Image-to-image search incurs two types of charges:
Charge typeDetails
Model input tokensSearch results are appended to the prompt, which increases input token count. Billed at the model's standard rate. See Pricing for details.
Tool call fee$8 per 1,000 calls.

Supported models

Both image search tools support the same set of models.
Model familyModel IDs
Qwen-Plusqwen3.6-plus, qwen3.5-plus, qwen3.5-plus-2026-02-15
Qwen-Flashqwen3.5-flash, qwen3.5-flash-2026-02-23
Open source Qwenqwen3.5-397b-a17b, qwen3.5-122b-a10b, qwen3.5-27b, qwen3.5-35b-a3b

Streaming

For general streaming concepts (SSE protocol, how to enable streaming, billing, and token usage), see Streaming output. This section covers only the streaming behavior specific to image search.
Image search can take several seconds. Enable streaming to receive results incrementally by setting stream=True (Python) or stream: true (Node.js/curl). The response emits events in the following order:
Event typeTriggerAction
response.output_item.addedTool call startsDisplay a loading indicator.
response.output_item.doneTool call completesParse event.item.output as JSON to get the image list.
response.content_part.addedModel starts respondingPrepare to render streamed text.
response.output_text.deltaModel sends a text chunkAppend event.delta to the output.
response.completedFull response readyRead final usage statistics.

FAQs

What image formats and input methods are supported?

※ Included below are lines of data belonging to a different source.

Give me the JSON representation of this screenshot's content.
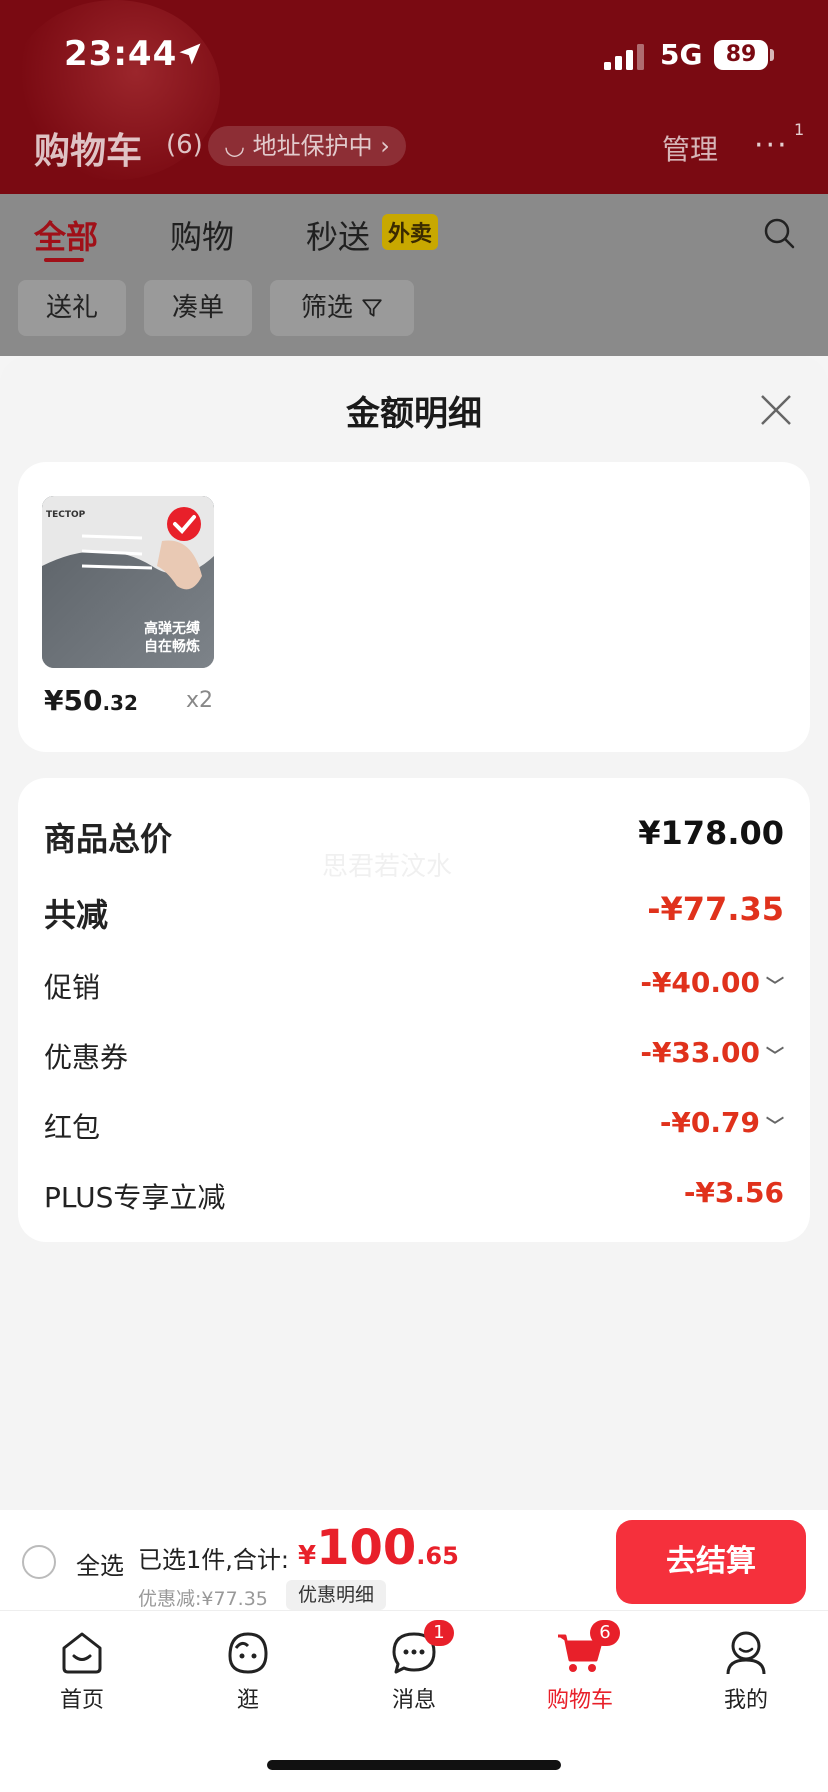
{
  "status_bar": {
    "time": "23:44",
    "network": "5G",
    "battery": "89"
  },
  "header": {
    "title": "购物车",
    "count": "(6)",
    "address_protection": "地址保护中 ›",
    "manage": "管理",
    "more": "···",
    "more_badge": "1"
  },
  "tabs": [
    {
      "label": "全部"
    },
    {
      "label": "购物"
    },
    {
      "label": "秒送",
      "badge": "外卖"
    }
  ],
  "filters": [
    {
      "label": "送礼"
    },
    {
      "label": "凑单"
    },
    {
      "label": "筛选"
    }
  ],
  "sheet": {
    "title": "金额明细",
    "product": {
      "brand": "TECTOP",
      "image_caption_1": "高弹无缚",
      "image_caption_2": "自在畅炼",
      "price_main": "¥50",
      "price_cents": ".32",
      "quantity": "x2"
    },
    "summary": [
      {
        "label": "商品总价",
        "value": "¥178.00"
      },
      {
        "label": "共减",
        "value": "-¥77.35"
      }
    ],
    "breakdown": [
      {
        "label": "促销",
        "value": "-¥40.00"
      },
      {
        "label": "优惠券",
        "value": "-¥33.00"
      },
      {
        "label": "红包",
        "value": "-¥0.79"
      },
      {
        "label": "PLUS专享立减",
        "value": "-¥3.56"
      }
    ],
    "watermark": "思君若汶水"
  },
  "bottom_bar": {
    "select_all": "全选",
    "selected_info": "已选1件,合计:",
    "total_yen": "¥",
    "total_main": "100",
    "total_cents": ".65",
    "discount": "优惠减:¥77.35",
    "detail": "优惠明细",
    "checkout": "去结算"
  },
  "nav": [
    {
      "label": "首页",
      "icon": "home-icon"
    },
    {
      "label": "逛",
      "icon": "browse-icon"
    },
    {
      "label": "消息",
      "icon": "message-icon",
      "badge": "1"
    },
    {
      "label": "购物车",
      "icon": "cart-icon",
      "badge": "6"
    },
    {
      "label": "我的",
      "icon": "profile-icon"
    }
  ],
  "colors": {
    "accent": "#e8202a",
    "header_bg": "#7a0a12",
    "discount_red": "#e0321c"
  }
}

See Image limits for supported formats and size constraints, and File input methods for how to pass images.
The OpenAI SDK does not support local file path input.

How many images can I pass as input?

The total token count for all images and text must stay within the model's maximum input length. The model searches one image at a time but can invoke the tool multiple times in a single response to cover several images.
The model determines the number of images to search.

How many results does a search return?

The model determines the number of results per search. The count is not fixed, but the maximum is 100 images.